Case #2 fascinates me because it just shows us how complacent we really are. What makes it better is that someone is going to buy this car second hand and it’s going to come with the very same problem that the original owner had. No, I do not know what the cause of the problem was although everyone suspects the ECU. No VIN numbers given, no recall but yet I still see these same cars parked on the side of the road 15 years later. Sad, very sad – but true.
Putting yourself in the legal spotlight
The problem as I see it is that manufacturers will do something about it (million kudos to Toyota, they may have had their own share of woes but their name always comes out fully intact) – if it is handled properly from the word go. But it won’t be handled properly, with social media we are going to open ourselves up to a civil lawsuit by making unsubstantiated claims based on hearsay which can hurt the reputation of a manufacturer because we don’t always know what is libel and what is not.
Furthermore, the internet makes us all invincible, we all read things which are wholly inaccurate and feel that as this is the case, let us act on it. Just how much harm do we do to ourselves when we self-medicate based on what we read on Snake-Oil Sam’s website with regard to herbs, spices and all things nice?
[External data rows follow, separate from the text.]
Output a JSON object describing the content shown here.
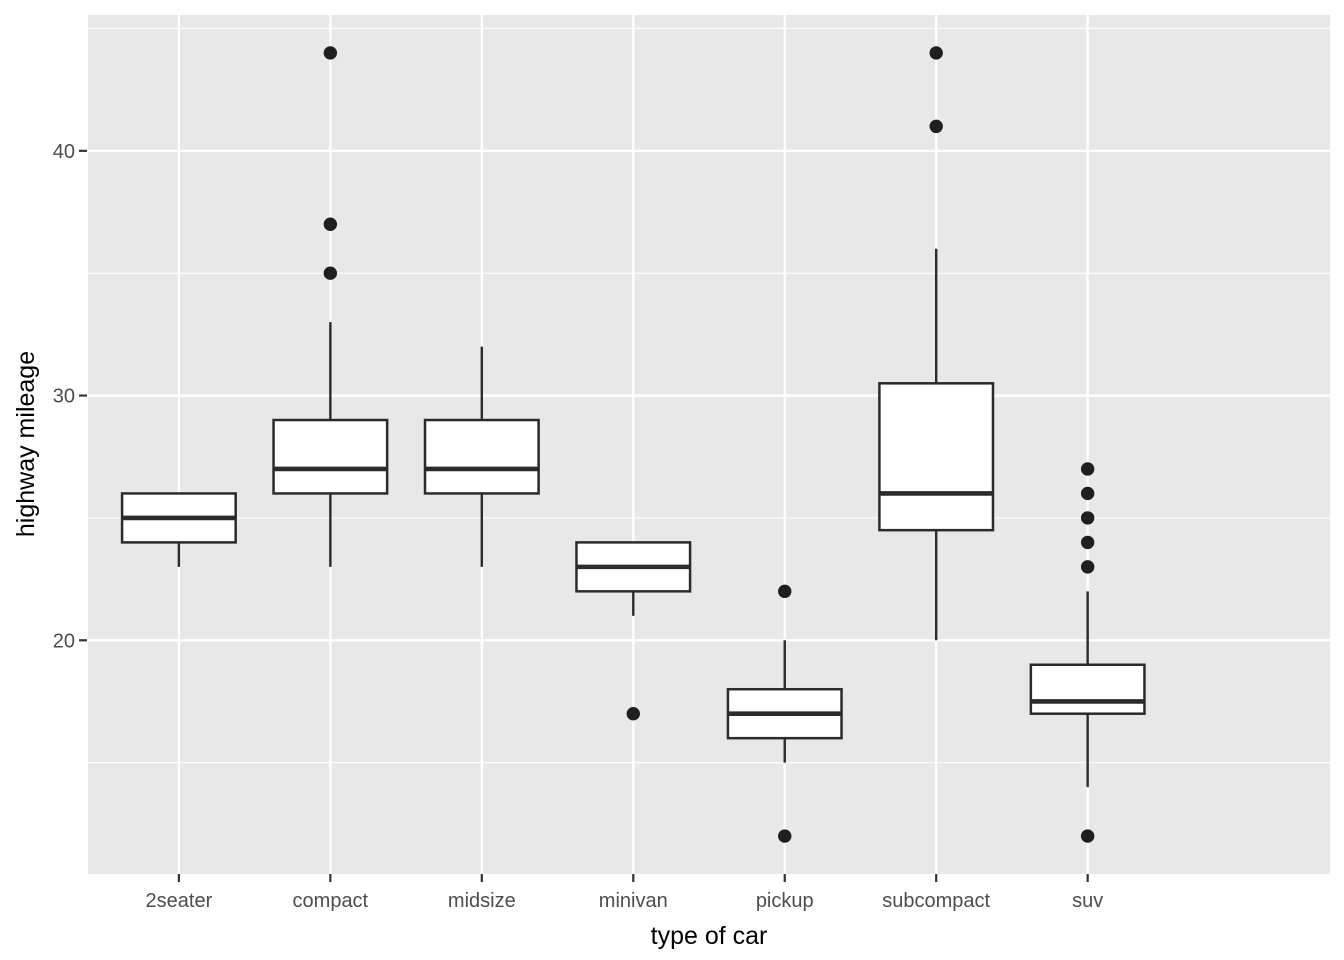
{
  "figure": {
    "xlabel": "type of car",
    "ylabel": "highway mileage"
  },
  "chart_data": {
    "type": "boxplot",
    "title": "",
    "xlabel": "type of car",
    "ylabel": "highway mileage",
    "categories": [
      "2seater",
      "compact",
      "midsize",
      "minivan",
      "pickup",
      "subcompact",
      "suv"
    ],
    "series": [
      {
        "category": "2seater",
        "whisker_low": 23,
        "q1": 24,
        "median": 25,
        "q3": 26,
        "whisker_high": 26,
        "outliers": []
      },
      {
        "category": "compact",
        "whisker_low": 23,
        "q1": 26,
        "median": 27,
        "q3": 29,
        "whisker_high": 33,
        "outliers": [
          35,
          37,
          44
        ]
      },
      {
        "category": "midsize",
        "whisker_low": 23,
        "q1": 26,
        "median": 27,
        "q3": 29,
        "whisker_high": 32,
        "outliers": []
      },
      {
        "category": "minivan",
        "whisker_low": 21,
        "q1": 22,
        "median": 23,
        "q3": 24,
        "whisker_high": 24,
        "outliers": [
          17
        ]
      },
      {
        "category": "pickup",
        "whisker_low": 15,
        "q1": 16,
        "median": 17,
        "q3": 18,
        "whisker_high": 20,
        "outliers": [
          12,
          22
        ]
      },
      {
        "category": "subcompact",
        "whisker_low": 20,
        "q1": 24.5,
        "median": 26,
        "q3": 30.5,
        "whisker_high": 36,
        "outliers": [
          41,
          44
        ]
      },
      {
        "category": "suv",
        "whisker_low": 14,
        "q1": 17,
        "median": 17.5,
        "q3": 19,
        "whisker_high": 22,
        "outliers": [
          12,
          23,
          24,
          25,
          26,
          27
        ]
      }
    ],
    "y_axis": {
      "ticks": [
        20,
        30,
        40
      ],
      "minor_ticks": [
        15,
        25,
        35,
        45
      ],
      "lim": [
        10.45,
        45.55
      ]
    },
    "grid": true,
    "legend_position": "none",
    "style": {
      "panel_bg": "#E8E8E8",
      "grid_color": "#FFFFFF",
      "box_fill": "#FFFFFF",
      "box_stroke": "#2B2B2B",
      "outlier_color": "#1F1F1F",
      "tick_label_color": "#4D4D4D",
      "axis_title_color": "#000000",
      "tick_mark_color": "#333333"
    }
  }
}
Be cautious. The VIN numbering system is a very viable concept but it is not used anywhere near it’s full potential – it comes across as cloak and daggers stuff which is not good practice. This also depends where you reside. The good old American boys seem to have a good grip on things – and so they should. Elsewhere? Third World?
Invalid VIN Numbers
Do you own a car which has an invalid VIN? I do. The check digit is incorrect – after looking at the vehicle VIN on the chassis and comparing it to the registration papers I found the culprit, an incorrect digit had been given. One digit out and the whole thing is void. Now the question is a) how did the traffic authorities let this slip by and b) the car used to go for regular servicing but not once did the dealer correct this. Hence the reason for this article.
VIN Numbers – In the real world
One database – we don’t need to go to the GM website to look up a VIN number, it is supposed to be unique. Your car gets stolen – the authorities tag this car immediately in the VIN database under a stolen property section. You change the colour – ditto. You change the engine – ditto? Does this happen? No. In fact this is all supposed to happen. Your VIN is your auto social security number. And DNA. This article was not written to undermine what has already happened, there has been an immense amount of proactivity already as of 2014 but the problem is consolidating these records.
VIN numbers are your only way to track a car’s history and unfortunately most people are not aware that buying a stolen car can land you in a whole heap of trouble where you in all likelihood will lose the car once the whole mess is unraveled.